Вокруг длинного дома уже выстроилось несколько рядов из до зубов вооружённых викингов Хордаланна, что сомкнули кольца вокруг твердыни и соорудили стену из шитов и острых копий. Если волна из взбешённных эгерсуннцев и повергнет их, то ценой десятков или сотен жизней.
В воздухе повисло напряжение — такое ощутимое, что, казалось, задень сейчас пространство, отделяющее армию Сигурда от взбунтовавшихся жителей столицы, рукой — и оно ответит звуком подобно натянутой струне или тетиве лука.
— По воле богов мы вернём себе наши дома и наш город! — продолжил Ульв и поднял вверх острую мотыгу. — По воле богов избавимся от захватчиков и убийц. Вперёд! В бой!
* * * * *
Снаружи доносились вопли раненых, лязг металла и удары о тяжёлые дубовые двери длинного дома, куда рвались подстёгиваемые жаждой мести горожане. Темноволосая лекарша, однако, не обращала на хаос вокруг никакого внимания: отодвинув в сторону курительницу, из которой поднимались вверх испарения целебных трав, девушка открыла рот покрытому потом и сыпью Сигурду и вложила туда смоченную в каком-то снадобье белоснежную тряпочку, свёрнутую в подобие тампона.
— Что это? — склонился над ней нервничающий Бьорн, который вздрагивал от каждого крика снаружи. — Лекарство?
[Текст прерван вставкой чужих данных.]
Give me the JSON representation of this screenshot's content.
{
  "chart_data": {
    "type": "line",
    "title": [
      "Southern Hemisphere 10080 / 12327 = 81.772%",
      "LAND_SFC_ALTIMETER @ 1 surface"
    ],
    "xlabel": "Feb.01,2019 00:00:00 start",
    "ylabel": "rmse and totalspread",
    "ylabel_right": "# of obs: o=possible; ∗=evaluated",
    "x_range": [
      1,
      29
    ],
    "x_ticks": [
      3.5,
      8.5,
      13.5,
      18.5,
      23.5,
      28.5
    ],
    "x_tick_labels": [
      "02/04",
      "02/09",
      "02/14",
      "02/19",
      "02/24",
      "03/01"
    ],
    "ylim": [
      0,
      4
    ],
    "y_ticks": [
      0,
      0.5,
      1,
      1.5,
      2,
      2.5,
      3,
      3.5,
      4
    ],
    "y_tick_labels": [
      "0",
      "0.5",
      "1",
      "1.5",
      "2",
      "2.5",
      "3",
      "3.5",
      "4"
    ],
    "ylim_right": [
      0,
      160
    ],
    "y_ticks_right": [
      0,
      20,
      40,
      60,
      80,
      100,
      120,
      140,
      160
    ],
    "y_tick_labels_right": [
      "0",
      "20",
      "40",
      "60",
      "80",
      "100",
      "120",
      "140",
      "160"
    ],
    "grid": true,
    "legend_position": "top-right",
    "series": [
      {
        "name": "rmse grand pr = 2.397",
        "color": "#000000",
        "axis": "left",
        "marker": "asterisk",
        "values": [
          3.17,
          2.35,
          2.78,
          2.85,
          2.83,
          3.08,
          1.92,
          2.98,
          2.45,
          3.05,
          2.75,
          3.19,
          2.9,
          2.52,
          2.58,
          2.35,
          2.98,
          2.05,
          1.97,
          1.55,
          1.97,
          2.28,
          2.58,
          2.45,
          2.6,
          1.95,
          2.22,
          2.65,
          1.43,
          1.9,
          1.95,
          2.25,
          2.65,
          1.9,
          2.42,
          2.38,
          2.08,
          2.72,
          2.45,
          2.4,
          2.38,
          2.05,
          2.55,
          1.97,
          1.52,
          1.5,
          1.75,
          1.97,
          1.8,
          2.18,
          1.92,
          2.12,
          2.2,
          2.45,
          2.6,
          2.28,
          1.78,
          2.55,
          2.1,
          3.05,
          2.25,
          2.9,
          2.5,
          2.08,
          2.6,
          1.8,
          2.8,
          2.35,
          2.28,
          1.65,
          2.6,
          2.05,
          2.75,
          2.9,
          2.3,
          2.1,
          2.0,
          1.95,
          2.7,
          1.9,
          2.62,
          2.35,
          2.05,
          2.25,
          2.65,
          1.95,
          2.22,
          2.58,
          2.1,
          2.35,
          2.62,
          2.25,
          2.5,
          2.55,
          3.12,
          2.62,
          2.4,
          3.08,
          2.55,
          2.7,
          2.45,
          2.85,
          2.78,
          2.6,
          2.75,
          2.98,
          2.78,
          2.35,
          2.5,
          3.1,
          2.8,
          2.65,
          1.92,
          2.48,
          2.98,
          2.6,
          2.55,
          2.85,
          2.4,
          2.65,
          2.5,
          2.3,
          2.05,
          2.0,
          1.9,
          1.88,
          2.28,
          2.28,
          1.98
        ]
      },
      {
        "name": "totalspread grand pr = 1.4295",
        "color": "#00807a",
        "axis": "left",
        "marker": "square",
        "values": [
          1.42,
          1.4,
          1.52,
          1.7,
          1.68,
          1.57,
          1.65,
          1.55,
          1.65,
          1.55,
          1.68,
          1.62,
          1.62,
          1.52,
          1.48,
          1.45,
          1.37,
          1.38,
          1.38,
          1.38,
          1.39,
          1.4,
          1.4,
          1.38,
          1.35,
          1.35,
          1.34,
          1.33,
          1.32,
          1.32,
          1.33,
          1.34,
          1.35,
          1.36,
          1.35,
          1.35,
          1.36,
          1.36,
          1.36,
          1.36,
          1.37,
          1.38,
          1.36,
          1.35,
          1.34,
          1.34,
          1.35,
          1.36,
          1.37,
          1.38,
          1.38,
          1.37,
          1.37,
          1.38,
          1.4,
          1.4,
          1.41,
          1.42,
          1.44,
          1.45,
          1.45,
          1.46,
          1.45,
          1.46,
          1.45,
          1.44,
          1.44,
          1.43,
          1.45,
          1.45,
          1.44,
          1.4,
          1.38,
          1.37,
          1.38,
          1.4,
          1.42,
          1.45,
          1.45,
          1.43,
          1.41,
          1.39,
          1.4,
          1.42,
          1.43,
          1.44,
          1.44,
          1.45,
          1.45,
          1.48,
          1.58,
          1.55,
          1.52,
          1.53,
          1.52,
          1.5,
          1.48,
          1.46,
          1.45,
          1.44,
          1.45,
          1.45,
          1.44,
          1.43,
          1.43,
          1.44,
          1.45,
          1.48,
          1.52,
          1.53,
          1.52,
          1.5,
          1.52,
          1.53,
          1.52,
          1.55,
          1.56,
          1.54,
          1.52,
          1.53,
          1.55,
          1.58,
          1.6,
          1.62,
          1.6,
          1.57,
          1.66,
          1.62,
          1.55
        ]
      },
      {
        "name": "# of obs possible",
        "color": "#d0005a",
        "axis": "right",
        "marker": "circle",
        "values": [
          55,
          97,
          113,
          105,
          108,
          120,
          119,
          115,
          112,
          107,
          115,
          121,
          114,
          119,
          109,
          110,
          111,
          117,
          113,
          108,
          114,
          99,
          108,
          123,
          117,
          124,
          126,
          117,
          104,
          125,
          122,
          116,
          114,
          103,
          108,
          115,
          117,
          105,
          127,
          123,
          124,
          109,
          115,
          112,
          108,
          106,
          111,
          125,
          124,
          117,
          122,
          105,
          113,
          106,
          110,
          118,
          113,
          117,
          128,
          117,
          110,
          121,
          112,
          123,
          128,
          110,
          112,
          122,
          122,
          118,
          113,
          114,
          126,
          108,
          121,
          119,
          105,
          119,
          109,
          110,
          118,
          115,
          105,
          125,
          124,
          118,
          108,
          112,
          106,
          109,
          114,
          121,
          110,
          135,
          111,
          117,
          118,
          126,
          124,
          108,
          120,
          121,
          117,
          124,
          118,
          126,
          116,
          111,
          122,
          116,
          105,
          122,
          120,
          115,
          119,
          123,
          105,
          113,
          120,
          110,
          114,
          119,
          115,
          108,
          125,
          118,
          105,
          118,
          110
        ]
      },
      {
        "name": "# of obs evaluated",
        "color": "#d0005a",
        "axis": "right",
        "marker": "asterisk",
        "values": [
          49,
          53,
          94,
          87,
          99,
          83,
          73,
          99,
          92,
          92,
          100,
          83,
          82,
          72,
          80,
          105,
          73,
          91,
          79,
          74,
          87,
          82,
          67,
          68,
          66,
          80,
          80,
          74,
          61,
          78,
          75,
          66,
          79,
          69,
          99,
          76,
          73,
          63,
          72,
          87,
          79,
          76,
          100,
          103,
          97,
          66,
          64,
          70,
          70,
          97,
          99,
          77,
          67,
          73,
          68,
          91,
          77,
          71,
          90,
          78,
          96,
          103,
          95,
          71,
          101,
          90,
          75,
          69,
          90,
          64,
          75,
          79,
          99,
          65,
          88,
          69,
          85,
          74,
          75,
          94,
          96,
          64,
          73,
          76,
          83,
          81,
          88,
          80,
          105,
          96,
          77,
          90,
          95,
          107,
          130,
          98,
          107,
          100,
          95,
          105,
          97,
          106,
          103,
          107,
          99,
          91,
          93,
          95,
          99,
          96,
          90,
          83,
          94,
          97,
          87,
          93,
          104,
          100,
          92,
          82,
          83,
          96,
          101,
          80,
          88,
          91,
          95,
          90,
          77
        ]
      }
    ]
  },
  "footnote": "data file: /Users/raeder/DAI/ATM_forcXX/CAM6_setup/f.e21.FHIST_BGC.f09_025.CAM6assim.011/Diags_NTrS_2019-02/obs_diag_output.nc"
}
Должно исцелить нашего ярла?
— Нет... но укажет на источник его состояния, — сверкнула раздражённым взглядом на него и ещё полсотни вооружённых воинов, собравшихся вокруг ложа правителя, знахарка. — Не стой у меня над душой, лучше готовь своих солдат на случай, если сюда прорвутся горожане. И позволь спокойно заняться свой работой, пока ты делаешь свою!
Нетерпеливый великан кивнул и замолчал, сама же целительница извлекла изо рта темноволосого мужчины тампон и прищурилась, глядя на окрасившуюся в тёмно-зелёный, почти чёрный цвет, ткань в том месте, где она контактировала со слизистыми больного.
— Это не болезнь, вашего... — сделала паузу женщина и поправила себя вслух. — Нашего ярла отравили. Яд оставался у него во рту, и мой отвар безошибочно на него указал.
— Мия! — зарычал утробным голосом Бьорн и сжал могучие руки в кулаки. — Теперь, когда ты знаешь, в чём дело... Сможешь спасти нашего господина?!
— Если мне помогут боги — только каждый третий пострадавший от яда спасается благодаря зелью по рецепту моей бабки. Живо принесите мне плоды шиповника, душицу, зверобой и торф! — накричала она на одного из слуг и усмехнулась. — И, конечно, если сюда не ворвутся восставшие и не разорвут нас на части...
* * * * *
Когда солнце начало спускаться к горизонту, разливая по небу тёплые брызги багрового и золотого, на палубу небольшого кнорра (2) взошла девушка. Корабль плавно покачивался на волнах фьорда, отплывая от столицы Ругаланна, когда-то процветавшей и мирной, а сейчас — охваченной хаосом.
С тяжёлым сердцем девушка смотрела на город, который на какое-то время стал для неё новым домом. Узкие оживлённые улочки, деревянные дома, шумные рынок и гавань — всё это сейчас проплывало перед её влажными от слёз глазами.
Мия вспомнила полные гордости и тепла глаза приёмной матери, когда вместе с Ингеборгой она достала впервые приготовленный девушкой рыбный пирог из печи — и довольное выражение лица Йохана, попробовавшего угощение.